David Denby in the New Yorker “The opening sequences of Spike Jonze’s Where the Wild Things Are are sensationally good….after a while, the creatures all sound like peevish adults elbowing one another out of the way at the smoked-fish counter at Zabar’s.” B-

Todd McCarthy in Variety “Fleet of foot, emotionally attuned to its subject and instinctively faithful to its celebrated source, Where the Wild Things Are earns a lot of points for its hand-crafted look and unhomogenized, dare-one-say organic rendering of unrestrained youthful imagination….Spike Jonze’s sharp instincts and vibrant visual style can’t quite compensate for the lack of narrative eventfulness that increasingly bogs down this bright-minded picture.” C+

David Edelstein in New York Magazine “The mix of an unruly landscape, a live boy, and kiddie-show fakery shouldn’t jell — or should jell only on the level of a Muppet movie. But it works like a dream. Instead of being bombarded by computer illusions, we’re allowed to suspend our disbelief, to bring our own imaginations into play.

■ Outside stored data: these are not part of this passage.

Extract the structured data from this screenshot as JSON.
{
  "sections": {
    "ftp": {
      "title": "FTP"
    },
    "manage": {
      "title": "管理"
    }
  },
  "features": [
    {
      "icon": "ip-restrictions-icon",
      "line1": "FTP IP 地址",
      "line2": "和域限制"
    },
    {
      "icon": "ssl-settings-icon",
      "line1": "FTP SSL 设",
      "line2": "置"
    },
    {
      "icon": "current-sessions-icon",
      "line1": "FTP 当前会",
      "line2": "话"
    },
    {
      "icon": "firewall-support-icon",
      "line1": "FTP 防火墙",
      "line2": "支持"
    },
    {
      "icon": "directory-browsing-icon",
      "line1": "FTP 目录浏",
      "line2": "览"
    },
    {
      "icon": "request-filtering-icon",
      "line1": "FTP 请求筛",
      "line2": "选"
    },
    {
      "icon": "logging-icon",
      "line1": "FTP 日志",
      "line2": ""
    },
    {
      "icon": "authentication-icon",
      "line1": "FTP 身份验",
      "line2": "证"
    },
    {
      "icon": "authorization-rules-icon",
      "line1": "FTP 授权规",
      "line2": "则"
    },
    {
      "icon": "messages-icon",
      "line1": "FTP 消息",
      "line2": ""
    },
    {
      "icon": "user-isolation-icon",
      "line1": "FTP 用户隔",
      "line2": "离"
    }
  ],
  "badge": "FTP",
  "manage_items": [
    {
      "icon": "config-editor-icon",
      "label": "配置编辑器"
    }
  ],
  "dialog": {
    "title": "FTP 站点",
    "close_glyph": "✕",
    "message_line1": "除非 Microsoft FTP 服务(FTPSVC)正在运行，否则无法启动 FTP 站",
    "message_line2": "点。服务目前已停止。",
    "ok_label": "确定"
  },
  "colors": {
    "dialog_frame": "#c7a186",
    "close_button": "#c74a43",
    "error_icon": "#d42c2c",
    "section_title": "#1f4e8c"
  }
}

For all the artfulness, the feel of the film is rough-hewn, almost primitive. It’s a fabulous tree house of a movie.” A-

Kirk Honeycutt in The Hollywood Reporter “The film does surmount one of its two difficult challenges: Through puppetry and computer animation, the filmmaking teams have successfully put a world of childhood imagination on the screen. Where the film falters is Jonze and novelist Dave Eggers’ adaptation, which fails to invest this world with strong emotions.” C

Only question now is, will you be in theaters Friday? Chances are we will.